O ministro da Cultura, Turismo e Meio Ambiente declarou que “tudo indica” que as relações diplomáticas entre Angola e EUA iniciadas em 1993 “ainda não exploraram aspetos histórico-culturais que unem estes povos e países há quatro séculos”, mas merecem uma “ampla divulgação e promoção”. “A cooperação bilateral, sobretudo entre instituições culturais e de investigação científica afigura-se importante”, declarou Jomo Fortunato.

Para o embaixador de Angola nos Estados Unidos da América, Joaquim do Espírito Santo, o “bom momento” nas relações entre os dois países pôs fim ao “ciclo de tragédia e injustiça”, para abrir portas a “um relacionamento de liberdade e esperança”.

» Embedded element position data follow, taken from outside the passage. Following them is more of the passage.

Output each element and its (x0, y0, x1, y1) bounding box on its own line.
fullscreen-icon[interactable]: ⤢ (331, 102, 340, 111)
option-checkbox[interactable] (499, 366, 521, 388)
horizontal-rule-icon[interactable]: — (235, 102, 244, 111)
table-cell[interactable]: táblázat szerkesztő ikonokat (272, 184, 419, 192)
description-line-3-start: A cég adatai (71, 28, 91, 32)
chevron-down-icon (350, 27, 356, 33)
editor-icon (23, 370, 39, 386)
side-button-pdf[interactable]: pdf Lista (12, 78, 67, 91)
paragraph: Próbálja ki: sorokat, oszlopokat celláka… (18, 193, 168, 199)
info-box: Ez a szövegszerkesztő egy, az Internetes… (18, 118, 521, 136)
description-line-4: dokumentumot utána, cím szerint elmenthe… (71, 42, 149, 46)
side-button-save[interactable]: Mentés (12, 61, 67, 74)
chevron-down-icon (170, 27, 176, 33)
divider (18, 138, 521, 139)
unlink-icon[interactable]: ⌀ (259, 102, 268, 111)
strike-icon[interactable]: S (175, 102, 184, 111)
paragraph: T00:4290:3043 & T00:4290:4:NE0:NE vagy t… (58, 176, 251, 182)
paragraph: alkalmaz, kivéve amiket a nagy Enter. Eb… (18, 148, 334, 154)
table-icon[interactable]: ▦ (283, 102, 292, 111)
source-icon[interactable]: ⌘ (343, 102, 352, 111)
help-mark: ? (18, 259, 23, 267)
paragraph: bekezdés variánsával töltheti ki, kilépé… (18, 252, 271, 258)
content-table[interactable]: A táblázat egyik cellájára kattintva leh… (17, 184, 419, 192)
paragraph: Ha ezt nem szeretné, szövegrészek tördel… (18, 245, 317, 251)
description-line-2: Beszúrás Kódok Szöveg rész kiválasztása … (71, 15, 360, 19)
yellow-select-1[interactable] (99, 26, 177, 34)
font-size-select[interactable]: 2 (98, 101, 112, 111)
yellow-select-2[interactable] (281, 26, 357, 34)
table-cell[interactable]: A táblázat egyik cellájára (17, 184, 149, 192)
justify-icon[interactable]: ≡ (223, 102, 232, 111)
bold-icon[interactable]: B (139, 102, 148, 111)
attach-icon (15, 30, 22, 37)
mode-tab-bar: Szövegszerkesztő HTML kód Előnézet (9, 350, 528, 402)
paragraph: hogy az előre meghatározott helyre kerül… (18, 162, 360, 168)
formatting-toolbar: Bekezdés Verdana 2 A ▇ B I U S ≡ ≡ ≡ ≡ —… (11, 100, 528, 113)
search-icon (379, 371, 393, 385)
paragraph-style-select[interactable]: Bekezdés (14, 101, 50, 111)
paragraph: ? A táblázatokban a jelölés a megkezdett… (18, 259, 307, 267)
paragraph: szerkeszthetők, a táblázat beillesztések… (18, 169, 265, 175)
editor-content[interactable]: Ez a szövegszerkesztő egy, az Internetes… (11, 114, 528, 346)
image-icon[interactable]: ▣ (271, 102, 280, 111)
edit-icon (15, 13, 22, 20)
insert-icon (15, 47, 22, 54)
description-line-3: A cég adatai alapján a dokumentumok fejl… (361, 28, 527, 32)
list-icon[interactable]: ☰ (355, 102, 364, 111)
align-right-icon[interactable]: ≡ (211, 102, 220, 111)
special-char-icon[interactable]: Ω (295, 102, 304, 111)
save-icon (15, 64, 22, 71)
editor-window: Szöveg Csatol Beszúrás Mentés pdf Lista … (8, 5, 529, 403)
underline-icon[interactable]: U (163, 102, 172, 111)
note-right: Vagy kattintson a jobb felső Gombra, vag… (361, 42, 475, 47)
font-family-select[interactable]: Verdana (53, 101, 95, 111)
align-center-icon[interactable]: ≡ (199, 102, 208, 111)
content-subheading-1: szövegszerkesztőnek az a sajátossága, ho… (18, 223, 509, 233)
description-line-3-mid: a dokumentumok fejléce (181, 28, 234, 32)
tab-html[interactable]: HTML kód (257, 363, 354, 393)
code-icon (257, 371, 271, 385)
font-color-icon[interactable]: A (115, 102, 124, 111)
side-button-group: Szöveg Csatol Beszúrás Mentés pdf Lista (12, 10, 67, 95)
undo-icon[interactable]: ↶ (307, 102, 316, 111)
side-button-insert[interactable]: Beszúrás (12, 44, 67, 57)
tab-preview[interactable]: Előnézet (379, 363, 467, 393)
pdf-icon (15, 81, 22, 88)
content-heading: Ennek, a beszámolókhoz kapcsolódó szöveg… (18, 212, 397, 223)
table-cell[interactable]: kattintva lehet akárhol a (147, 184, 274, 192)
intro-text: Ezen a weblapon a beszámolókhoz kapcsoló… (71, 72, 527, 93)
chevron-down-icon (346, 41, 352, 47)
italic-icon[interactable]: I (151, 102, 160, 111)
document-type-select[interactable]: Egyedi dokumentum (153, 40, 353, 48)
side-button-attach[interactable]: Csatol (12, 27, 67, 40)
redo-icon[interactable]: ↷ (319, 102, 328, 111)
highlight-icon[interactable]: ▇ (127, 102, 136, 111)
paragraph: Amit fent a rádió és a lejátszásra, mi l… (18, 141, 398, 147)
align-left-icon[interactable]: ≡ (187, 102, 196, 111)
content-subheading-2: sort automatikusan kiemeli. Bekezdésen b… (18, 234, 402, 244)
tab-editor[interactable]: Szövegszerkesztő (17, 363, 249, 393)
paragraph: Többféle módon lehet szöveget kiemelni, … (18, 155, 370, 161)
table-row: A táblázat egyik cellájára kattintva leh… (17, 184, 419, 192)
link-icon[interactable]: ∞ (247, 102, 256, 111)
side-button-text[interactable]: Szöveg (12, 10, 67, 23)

Angola foi uma das principais zonas de exportação de escravos de África, pela ação dos colonizadores portugueses, recordou o diretor do Museu Nacional da Escravatura, Vladimiro Fortuna.

Wanda Tucker, norte-americana descendente dos primeiros angolanos chegados como escravos aos EUA há 402 anos, destacou que o conhecimento dos afro-americanos sobre a escravatura limita-se à narrativa dos colonizadores europeus mas esquece o impacto que a escravatura teve nas vítimas e povos africanos. A docente universitária disse que essa narrativa deixa de lado “muito contexto, história, conhecimento sobre os angolanos escravizados” e “toda a riqueza” sobre o passado dos seus descendentes angolanos.

Quando visitou Angola, há alguns anos, Wanda Tucker ficou encantada e surpresa com a riqueza cultural que desconhecia e ficou marcada com uma frase de um líder de aldeia no município de Calandula. “Quando perguntei que mensagem tem para a minha família nos Estados Unidos”, contou a descendente de angolanos, o líder da aldeia “pediu para dizer-lhes: ‘vocês têm familiares cá'”. “Fiquei chocada”, acrescentou ainda Wanda Tucker: “Eles nunca se esqueceram de nós [descendentes de africanos na América], mas nós esquecemo-nos deles”, lamentou.